まるで寝起きのような…ふわふわとした、声だった。
自分から…ラインを送って来たということを…忘れてしまったのか。
それはないだろうって思いつつ…、何度も何度もしつこいくらいにインターフォンをならして、ドアを…これでもかってくらいに…叩いて。
一秒でも早く、鍵が解かれること…
願った。
「………七世?」
少しだけ開いた…ドアの隙間から。
悠仁が、眠そうな瞳を…覗かせる。
「………おはよう。」
「…………?おはよう。……え。何?」
「……おはよう。そして、お邪魔します!!」
君の大きな身体を押し退けるようにして…、私は玄関先へと入り込む。
真っ直ぐ続く…フローリング。
その先の…扉を、勢いよく…開けた。
「…………………。」
今日は…快晴。
窓から眩しい太陽が射し込んで…、どこもかしこも、キラキラと…輝いて見える。
そんな世界が……
待っていると、まだ――…どこかで。
……信じていた。
「……………まっ…くら。」
悠仁の部屋。
窓にかかったカーテンは…しっかりと閉じられたまま。
薄暗く…じめっとした…空気。
気持ち悪いくらいに片付いている…床の上。
いつもなら、ちょっと油断すれば…、散乱したナナのオモチャを踏みつけてしまっていたのに。

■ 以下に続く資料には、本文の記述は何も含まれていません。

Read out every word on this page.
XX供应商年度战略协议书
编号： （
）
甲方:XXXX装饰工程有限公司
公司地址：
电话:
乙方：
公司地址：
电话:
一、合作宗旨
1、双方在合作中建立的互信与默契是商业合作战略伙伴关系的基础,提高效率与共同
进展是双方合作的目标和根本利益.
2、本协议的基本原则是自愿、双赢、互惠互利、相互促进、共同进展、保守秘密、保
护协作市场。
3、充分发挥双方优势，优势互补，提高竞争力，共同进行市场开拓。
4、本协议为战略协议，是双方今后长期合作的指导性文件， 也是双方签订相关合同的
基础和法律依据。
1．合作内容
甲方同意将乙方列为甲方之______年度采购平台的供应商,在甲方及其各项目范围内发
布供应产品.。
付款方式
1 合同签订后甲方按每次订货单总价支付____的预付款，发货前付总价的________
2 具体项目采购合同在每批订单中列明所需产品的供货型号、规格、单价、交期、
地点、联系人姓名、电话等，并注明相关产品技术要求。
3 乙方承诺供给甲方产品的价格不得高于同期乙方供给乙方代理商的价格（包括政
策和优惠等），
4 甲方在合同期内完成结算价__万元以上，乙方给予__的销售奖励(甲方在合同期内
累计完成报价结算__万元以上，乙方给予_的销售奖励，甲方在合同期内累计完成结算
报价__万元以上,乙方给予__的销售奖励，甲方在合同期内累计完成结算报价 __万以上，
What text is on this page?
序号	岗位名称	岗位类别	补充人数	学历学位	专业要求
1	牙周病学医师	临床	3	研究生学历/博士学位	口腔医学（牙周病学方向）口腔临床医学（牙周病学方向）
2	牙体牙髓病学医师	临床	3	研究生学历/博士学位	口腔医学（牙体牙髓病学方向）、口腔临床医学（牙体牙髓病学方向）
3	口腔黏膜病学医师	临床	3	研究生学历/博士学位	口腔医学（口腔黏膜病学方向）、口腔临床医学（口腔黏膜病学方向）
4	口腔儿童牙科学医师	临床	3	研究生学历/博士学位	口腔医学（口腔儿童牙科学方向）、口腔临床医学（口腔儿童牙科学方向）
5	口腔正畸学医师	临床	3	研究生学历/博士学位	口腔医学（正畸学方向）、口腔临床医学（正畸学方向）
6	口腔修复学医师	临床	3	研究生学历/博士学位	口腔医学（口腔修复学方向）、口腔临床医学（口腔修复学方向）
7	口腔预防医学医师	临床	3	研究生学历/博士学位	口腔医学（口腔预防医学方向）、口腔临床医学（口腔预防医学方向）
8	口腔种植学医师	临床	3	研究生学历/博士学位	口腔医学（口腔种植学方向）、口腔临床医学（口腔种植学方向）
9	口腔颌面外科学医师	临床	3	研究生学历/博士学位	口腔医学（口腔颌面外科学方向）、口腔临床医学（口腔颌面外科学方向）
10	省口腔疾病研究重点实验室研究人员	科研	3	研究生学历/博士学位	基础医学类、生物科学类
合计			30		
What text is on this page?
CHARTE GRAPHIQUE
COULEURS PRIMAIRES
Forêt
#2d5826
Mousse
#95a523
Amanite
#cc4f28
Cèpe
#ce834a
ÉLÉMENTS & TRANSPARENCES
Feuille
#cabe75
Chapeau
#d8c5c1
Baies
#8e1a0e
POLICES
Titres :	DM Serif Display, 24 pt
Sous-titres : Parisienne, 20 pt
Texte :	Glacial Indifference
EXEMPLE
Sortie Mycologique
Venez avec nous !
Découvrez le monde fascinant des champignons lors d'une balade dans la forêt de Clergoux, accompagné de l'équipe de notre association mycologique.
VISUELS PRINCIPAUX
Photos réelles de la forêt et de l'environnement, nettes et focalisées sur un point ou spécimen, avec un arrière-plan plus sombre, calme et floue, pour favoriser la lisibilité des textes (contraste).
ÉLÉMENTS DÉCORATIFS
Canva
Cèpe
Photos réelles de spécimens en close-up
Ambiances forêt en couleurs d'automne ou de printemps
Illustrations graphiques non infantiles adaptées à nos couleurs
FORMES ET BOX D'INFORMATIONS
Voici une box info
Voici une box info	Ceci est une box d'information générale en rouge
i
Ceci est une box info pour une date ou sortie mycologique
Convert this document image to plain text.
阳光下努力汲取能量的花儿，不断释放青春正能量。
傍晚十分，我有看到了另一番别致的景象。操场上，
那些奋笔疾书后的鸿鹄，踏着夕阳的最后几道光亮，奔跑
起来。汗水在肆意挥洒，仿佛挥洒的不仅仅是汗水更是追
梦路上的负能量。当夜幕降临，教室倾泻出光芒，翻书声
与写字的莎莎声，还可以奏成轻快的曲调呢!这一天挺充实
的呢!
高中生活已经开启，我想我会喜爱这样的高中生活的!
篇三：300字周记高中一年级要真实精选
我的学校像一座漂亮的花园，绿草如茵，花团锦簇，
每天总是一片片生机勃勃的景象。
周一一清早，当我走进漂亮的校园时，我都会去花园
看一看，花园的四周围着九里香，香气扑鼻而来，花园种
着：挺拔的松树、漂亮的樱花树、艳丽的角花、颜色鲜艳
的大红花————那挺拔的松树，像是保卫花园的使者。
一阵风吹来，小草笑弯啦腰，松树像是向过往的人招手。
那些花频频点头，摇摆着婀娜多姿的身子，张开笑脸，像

窓際まで…歩いていくのに、何一つ…それを妨げる物はなかった。
「………悠仁…。ナナは?」
私の後を追って、部屋に入ってきた悠仁に。
背中を向けたまま…、そう、聞いた。
おもむろに…、カーテンを開くと、眩しい夏の日差しが……この部屋の中、全てを。
その…、全貌を。
見事なまでに……照らしてみせた。
光が…、目を刺す。
ナナは…
いなかった。
何処にも…いなかった。
「悠仁……、アレ、ほんとう?」
ゆっくりと…振り返って。
不思議そうに首をかしげる悠仁と…対峙する。
「………『アレ』?」
「ライン。ナナが……」
ここまで言って、次の言葉に…詰まった。
「………メール?」
君はしばらく…考えるような素振りを見せて。
それから…、ベッドの中から、スマホを探しだして…
ここでようやく、私と…目を合わせた。